June 27 2024: dum and dummer

Though distinguished folk are now on the case, none thus far has been able to explain why Tottenham – aka Little Ireland – became the name of a community of pit terraces at Coundon, near Bishop Auckland as well as a former Southern League football team.

However improbably via the National Library of Scotland, Ronnie Chambers forwards an 1899 map – 40 years after the last one we carried – showing the area in more detail.

It will be noted that the Coundon area had rather a lot of pubs and- fighting the good fight – a similar number of Methodist chapels. So far, however, none can suggest the etymology.

*Former Shildon FC manager Ray Gowan, long familiar around the Northern League, was particularly taken by reference to Coundon lad (and former publican) Curt Warburton, perhaps the only former NL player twice to become a British mixed martial arts champion.

Curt, who also played for West Auckland and Evenwood Town, was at Shildon when Ray arrived in December 1991 – a Warburton, it might be said, with nowt taken out.

Keen to continue playing weekend football while in five-days MMA training at the Wolfslair camp in Widnes, Curt was the epitome of all that’s said about hard but fair.

“He was the nicest, toughest player I’ve ever had in my 33 years as a football manager” says Ray. “He was so tough that opponents wouldn’t go into his area a second time, having suffered a fair challenge the first.He was very talented, very underrated.

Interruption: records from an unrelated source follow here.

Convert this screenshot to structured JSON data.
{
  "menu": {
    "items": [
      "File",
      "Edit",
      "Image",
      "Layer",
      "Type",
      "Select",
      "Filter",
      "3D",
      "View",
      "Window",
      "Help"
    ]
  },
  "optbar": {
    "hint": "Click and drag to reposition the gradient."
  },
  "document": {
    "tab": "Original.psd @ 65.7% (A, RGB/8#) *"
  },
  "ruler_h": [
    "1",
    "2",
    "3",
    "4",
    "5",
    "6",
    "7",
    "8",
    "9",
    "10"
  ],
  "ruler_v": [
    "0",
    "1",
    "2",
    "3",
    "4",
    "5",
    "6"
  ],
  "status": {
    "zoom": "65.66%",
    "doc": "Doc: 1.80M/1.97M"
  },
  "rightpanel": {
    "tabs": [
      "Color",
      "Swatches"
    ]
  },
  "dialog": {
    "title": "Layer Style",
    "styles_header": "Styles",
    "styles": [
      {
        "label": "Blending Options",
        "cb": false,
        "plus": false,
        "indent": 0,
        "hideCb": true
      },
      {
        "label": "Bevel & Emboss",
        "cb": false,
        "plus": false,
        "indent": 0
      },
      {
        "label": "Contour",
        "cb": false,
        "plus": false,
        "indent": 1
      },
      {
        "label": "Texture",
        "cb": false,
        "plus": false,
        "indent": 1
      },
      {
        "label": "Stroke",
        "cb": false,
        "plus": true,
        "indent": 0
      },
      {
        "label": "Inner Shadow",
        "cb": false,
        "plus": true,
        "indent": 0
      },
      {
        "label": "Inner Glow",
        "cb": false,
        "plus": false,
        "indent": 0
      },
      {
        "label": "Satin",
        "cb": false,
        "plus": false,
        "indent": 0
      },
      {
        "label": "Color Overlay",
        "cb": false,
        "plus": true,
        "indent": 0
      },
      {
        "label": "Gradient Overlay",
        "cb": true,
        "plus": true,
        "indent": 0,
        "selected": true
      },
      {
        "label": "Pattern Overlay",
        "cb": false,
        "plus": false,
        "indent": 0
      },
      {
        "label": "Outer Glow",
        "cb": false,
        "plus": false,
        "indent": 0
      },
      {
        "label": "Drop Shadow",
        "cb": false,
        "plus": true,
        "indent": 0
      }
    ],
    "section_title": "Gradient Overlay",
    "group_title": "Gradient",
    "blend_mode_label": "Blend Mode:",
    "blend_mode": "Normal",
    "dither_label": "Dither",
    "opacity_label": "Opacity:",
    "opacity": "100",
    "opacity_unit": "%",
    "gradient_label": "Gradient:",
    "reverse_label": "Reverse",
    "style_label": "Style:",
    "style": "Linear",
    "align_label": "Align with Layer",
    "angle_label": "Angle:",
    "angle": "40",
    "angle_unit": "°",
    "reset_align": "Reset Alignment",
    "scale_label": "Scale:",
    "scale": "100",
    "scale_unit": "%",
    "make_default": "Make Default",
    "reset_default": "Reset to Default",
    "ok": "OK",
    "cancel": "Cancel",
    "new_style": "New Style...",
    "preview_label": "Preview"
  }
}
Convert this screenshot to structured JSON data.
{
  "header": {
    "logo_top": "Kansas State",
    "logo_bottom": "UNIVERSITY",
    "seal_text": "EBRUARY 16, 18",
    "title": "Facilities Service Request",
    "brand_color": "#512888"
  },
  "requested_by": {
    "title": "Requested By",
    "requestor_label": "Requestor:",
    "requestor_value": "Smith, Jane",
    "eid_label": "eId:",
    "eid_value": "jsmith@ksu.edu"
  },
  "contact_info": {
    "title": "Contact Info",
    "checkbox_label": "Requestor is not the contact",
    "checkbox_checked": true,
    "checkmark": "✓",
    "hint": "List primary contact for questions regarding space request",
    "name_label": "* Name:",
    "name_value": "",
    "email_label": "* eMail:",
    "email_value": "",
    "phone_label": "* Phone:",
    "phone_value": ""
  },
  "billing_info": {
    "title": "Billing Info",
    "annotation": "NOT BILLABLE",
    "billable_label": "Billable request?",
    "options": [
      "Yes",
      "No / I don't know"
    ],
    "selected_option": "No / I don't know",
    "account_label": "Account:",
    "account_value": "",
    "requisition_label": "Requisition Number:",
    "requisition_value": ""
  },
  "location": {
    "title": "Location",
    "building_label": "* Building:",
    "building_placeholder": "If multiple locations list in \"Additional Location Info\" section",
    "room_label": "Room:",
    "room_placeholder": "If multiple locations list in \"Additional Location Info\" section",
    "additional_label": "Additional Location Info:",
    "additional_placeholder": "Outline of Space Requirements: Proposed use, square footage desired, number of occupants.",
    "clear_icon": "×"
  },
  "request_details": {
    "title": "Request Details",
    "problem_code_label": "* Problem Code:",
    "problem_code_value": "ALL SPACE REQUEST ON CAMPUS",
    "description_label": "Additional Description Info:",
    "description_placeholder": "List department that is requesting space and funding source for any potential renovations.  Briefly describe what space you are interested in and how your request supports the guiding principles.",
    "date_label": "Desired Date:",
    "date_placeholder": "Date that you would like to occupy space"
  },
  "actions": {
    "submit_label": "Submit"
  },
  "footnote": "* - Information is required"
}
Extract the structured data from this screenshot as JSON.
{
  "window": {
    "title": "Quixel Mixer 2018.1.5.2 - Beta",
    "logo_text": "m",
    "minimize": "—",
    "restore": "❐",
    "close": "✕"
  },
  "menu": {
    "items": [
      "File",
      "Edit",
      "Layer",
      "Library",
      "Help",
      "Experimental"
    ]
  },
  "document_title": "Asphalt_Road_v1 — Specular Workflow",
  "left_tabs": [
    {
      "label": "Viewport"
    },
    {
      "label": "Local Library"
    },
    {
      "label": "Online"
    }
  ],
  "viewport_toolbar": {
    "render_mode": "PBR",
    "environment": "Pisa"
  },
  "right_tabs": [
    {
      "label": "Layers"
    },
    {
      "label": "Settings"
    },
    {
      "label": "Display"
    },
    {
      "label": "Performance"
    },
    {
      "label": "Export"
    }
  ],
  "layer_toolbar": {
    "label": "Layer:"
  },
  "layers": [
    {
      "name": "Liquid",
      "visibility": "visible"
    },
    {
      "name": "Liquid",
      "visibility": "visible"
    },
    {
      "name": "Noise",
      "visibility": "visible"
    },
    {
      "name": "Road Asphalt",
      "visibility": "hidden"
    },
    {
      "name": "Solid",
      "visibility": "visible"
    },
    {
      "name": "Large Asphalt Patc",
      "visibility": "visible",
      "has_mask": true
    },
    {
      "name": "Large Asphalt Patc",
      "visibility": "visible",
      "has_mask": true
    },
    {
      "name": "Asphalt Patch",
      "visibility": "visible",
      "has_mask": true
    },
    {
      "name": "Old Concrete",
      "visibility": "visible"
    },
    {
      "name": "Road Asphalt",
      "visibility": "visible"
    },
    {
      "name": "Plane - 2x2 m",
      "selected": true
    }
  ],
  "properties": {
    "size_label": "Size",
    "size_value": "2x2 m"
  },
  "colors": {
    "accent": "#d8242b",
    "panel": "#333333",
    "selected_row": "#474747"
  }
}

I’m amazed he wasn’t more famous in the Northern League.”

Curt, also a member of Coundon Conservative Club’s successful Sunday squad, was never sent off and booked just twice in a 13-year career. Ray’s absolutely right, great guy.

Backs shift: Jon Bratton’s painting of boys at play

*There’s more: the same blog recalled that, in 1961, Coundon village bobby Arthur Stephenson – lovely chap, later an inspector in Stockton – had been ordered to summon a group of incorrigible local lads for playing hum-dum-dum outside Ranaldi’s cafe.

Their crime? Obstructing the pavement. Their punishment? Fined ten bob apiece.

Hum-dum-dum (finger or thumb) was a slightly risky schoolboy game in which one team jumped onto the other’s bent backs. Some called it montakitty – apparently a corruption of mount-a-cuddy – while in Sheffield it was known as finger, thumb and rusty bum, in Watford (Watford?) as Jack-the knacker, in Cardiff as stagger loney and in Australia, inexplicably, as high cockalorum.

Paul Dobson, like all the best folk a former Bishop Auckland Grammar School boy, tells of a recent reunion at which former classmate Neil Hodgson – Shildon lad – had met Brian Harrison for the first time in 49 years and greeted him (as you do) with “Hum-dum-dum finger or thumb”.

Brian, it’s recalled, was the biggest lad in the year and a top class rugby man who later played for London Scottish. At Bishop Grammar they played hum-dum-dum against the wall of the prefab (“later demountable classroom”)

“If Brian was in the opposing team” says Paul, “you feared his arrival on your back.”

They must have played it at Gateshead Grammar School, too, the image above – a rather genteel looking version – a painting by Jon Bratten while he was a pupil there. “This is a worldwide game and still being played in places not exposed to the health and safety curse” someone has written.

The image below is from the Newcastle City Guides website and looks a bit more (shall we say) physical- clearly a spectator sport, too. The spinal injuries unit may have been busy lads back then.

*The original post had been headed “Spursy”, a word already in some on-line dictionaries and broadly taken to mean under-achieving. Paul Dobson, for many years editor of the multi-award winning Sunderland fanzine A love supreme, wonders if there’s a word Sunderland-y. “”If not” he adds, “it’s about time there was.”